Un autre défaut, je le répète, est la recette employé par Dan Brown pour tous ses romans. Si comme moi, vous avez lu tous les romans de Brown, cela devient, avec les romans qui s'accumulent, presque ridicule. Changez quelques noms de ce roman et vous obtiendrez "Anges et démons" ou le "Da Vinci Code". Seul le roman "Deception Point" sortait de ces sentiers battus, je trouve.

Les péripéties se passant dans la ville de Washington, il est évident qu'un Américain aura moins de difficulté à s'y retrouver dans ce charabia d'informations sur les Pères fondateurs et sur les édifices de l'endroit. C'est vrai qu'on apprend beaucoup sur l'endroit et son histoire de telle sorte que le lecteur ne verra plus jamais cette ville de la même façon. 

Ce roman sur la franc-maçonnerie ne déplacera pas autant d'air que le Code Da Vinci parce que comme tant d'autres, je ne connais rien à la maçonnerie et je me fous pas mal de ce qui s'y passe. Ce n'est pas comme les attaques de Brown contre le christianisme dans le Code Da Vinci. Brown est un maître dans le domaine de la conspiration. Il détient une recette magique. Mais dans ce cas-ci, je trouve qu'il manque son coup s'il voulait choquer ses lecteurs. En fait, le gâteau n'a pas levé.

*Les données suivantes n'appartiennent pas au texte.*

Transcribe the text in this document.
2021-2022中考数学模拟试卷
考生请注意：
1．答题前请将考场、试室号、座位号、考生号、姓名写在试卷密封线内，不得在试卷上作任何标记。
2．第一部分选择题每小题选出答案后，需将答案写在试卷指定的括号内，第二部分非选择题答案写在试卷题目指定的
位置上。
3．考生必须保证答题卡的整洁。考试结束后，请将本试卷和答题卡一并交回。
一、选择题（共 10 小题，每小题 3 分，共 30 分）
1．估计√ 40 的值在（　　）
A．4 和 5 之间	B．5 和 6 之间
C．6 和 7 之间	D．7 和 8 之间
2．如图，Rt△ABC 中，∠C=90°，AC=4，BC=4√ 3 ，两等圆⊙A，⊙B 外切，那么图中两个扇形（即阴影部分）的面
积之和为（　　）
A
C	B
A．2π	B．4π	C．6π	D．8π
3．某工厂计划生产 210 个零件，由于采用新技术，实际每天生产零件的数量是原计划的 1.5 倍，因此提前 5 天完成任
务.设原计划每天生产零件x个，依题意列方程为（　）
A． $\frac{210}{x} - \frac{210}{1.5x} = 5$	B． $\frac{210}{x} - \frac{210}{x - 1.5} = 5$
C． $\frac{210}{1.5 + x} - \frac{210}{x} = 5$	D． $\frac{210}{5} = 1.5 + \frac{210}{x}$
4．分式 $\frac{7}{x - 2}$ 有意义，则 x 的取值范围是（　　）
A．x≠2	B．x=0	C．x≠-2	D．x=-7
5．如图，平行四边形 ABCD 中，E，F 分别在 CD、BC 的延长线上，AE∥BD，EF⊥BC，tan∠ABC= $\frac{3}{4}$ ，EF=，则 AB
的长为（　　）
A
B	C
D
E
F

Donc, pour ce roman ésotérique de 595 pages en format régulier édité en français chez Jean-Claude Lattès en 2009, je donne la note de 6,5 sur 10.

Daniel



Jeudi 7 janvier 2010

"Crises" de Robin Cook.

Quel bizarre  roman médical! Tout comme l’ancien avocat John Grisham écrit des romans judiciaires, l’ancien chirurgien Robin Cook écrivait des romans qui tournent tous autour de la médecine et des hôpitaux. (Robin Cook est malheureusement décédé en 1994).  Voici un résumé de ce roman :

« Il n’y avait plus qu’un seul sénateur ultra-conservateur pour s’opposer aux expériences du docteur Lowell, génial inventeur de nouvelles méthodes de clonage. Mais quand sa carrière politique et sa vie sont menacées par une grave maladie, le politicien n’hésite pas à pactiser avec le diable, Et à commettre un sacrilège : l’ADN nécessaire à son traitement devra être celui du Christ, prélevé sur le suaire de Turin…

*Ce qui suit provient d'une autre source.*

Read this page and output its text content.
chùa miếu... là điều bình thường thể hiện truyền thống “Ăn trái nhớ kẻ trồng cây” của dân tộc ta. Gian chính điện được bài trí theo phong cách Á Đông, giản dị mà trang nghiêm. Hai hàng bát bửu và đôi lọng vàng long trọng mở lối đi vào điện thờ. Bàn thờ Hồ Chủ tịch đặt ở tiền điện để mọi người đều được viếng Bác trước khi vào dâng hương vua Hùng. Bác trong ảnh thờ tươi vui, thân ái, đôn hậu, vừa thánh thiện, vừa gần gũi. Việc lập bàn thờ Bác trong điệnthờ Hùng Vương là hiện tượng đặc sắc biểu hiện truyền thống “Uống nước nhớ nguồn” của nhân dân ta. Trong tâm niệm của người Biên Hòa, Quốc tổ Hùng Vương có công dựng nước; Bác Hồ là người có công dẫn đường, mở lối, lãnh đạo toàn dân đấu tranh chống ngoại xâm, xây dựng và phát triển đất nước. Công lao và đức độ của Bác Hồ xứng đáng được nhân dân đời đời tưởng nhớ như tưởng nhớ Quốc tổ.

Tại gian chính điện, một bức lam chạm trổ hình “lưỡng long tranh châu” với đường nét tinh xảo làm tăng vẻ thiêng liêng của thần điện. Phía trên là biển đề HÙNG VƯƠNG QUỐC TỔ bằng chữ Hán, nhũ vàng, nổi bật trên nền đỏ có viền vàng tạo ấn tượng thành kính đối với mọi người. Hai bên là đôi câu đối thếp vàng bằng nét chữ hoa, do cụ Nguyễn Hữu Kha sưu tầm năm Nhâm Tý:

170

Un thriller qui mêle religion, politique et technologie pour créer le plus surprenant et le plus effrayant des suspenses. »

Mon évaluation :

L’auteur veut évidemment remettre en question l’empêchement de recherches sur les cellules souches tel que nous l’avons connu aussi durant le  règne de George Bush aux USA. Il montre bien que c’est exprès que les ultra-conservateurs manipulent le peuple en mettant sur la même pied le clonage d’êtres humains et le clonage de certaines cellules qui permettra de guérir plusieurs maladies chroniques comme celle qui accable ce sénateur hypocrite.

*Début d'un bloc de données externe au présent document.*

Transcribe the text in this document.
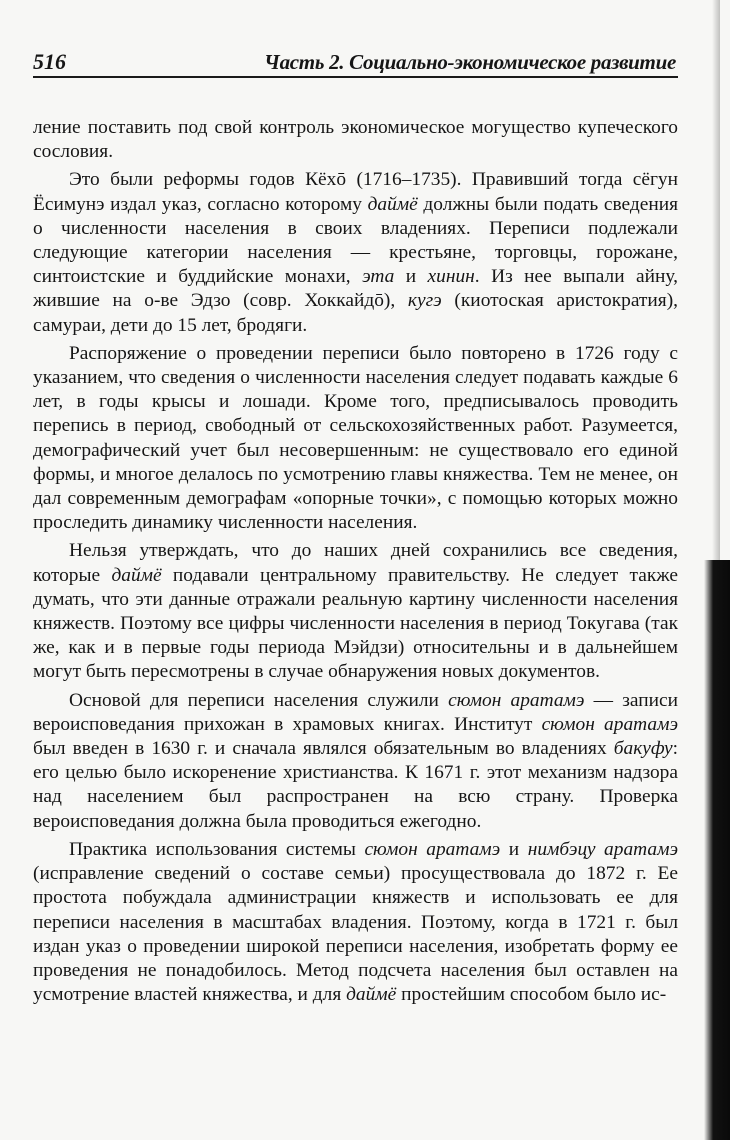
516	Часть 2. Социально-экономическое развитие

ление поставить под свой контроль экономическое могущество купеческого сословия.

Это были реформы годов Кёхō (1716–1735). Правивший тогда сёгун Ёсимунэ издал указ, согласно которому даймё должны были подать сведения о численности населения в своих владениях. Переписи подлежали следующие категории населения — крестьяне, торговцы, горожане, синтоистские и буддийские монахи, эта и хинин. Из нее выпали айну, жившие на о-ве Эдзо (совр. Хоккайдō), кугэ (киотоская аристократия), самураи, дети до 15 лет, бродяги.

Распоряжение о проведении переписи было повторено в 1726 году с указанием, что сведения о численности населения следует подавать каждые 6 лет, в годы крысы и лошади. Кроме того, предписывалось проводить перепись в период, свободный от сельскохозяйственных работ. Разумеется, демографический учет был несовершенным: не существовало его единой формы, и многое делалось по усмотрению главы княжества. Тем не менее, он дал современным демографам «опорные точки», с помощью которых можно проследить динамику численности населения.

Нельзя утверждать, что до наших дней сохранились все сведения, которые даймё подавали центральному правительству. Не следует также думать, что эти данные отражали реальную картину численности населения княжеств. Поэтому все цифры численности населения в период Токугава (так же, как и в первые годы периода Мэйдзи) относительны и в дальнейшем могут быть пересмотрены в случае обнаружения новых документов.

Основой для переписи населения служили сюмон аратамэ — записи вероисповедания прихожан в храмовых книгах. Институт сюмон аратамэ был введен в 1630 г. и сначала являлся обязательным во владениях бакуфу: его целью было искоренение христианства. К 1671 г. этот механизм надзора над населением был распространен на всю страну. Проверка вероисповедания должна была проводиться ежегодно.

Практика использования системы сюмон аратамэ и нимбэцу аратамэ (исправление сведений о составе семьи) просуществовала до 1872 г. Ее простота побуждала администрации княжеств и использовать ее для переписи населения в масштабах владения. Поэтому, когда в 1721 г. был издан указ о проведении широкой переписи населения, изобретать форму ее проведения не понадобилось. Метод подсчета населения был оставлен на усмотрение властей княжества, и для даймё простейшим способом было ис-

Quant à moi, le fait que le sénateur exige que lui soient injectés des filaments d’ADN provenant du suaire de Turin ne fait que compliquer la trame du livre et n’apporte rien au roman. Bon, c’est mon avis mais je n’ai pas spécialement aimé ce thriller médical étriqué et presque fantasmagorique.

Ainsi, pour ce roman de 630 pages en format poche, publié chez Albin Michel en 2004 pour la version française, je donne une note de 6 sur 10.

Daniel

 



Lundi 28 décembre 2009

"Le testament", John Grisham.

Je viens de terminer un autre roman signé John Grisham. Il a pour titre « Le testament ». En voici un résumé :

Un vieux milliardaire cupide a semé ci et là six enfants qu’il déteste royalement et qui le lui rendent bien. Ce milliardaire meurt et il déshérite presque complètement ses six enfants connus qui sont tout aussi cupides et véreux que lui. Il lègue tout à une fille « illégitime », missionnaire chez les Indiens de l’Amazonie.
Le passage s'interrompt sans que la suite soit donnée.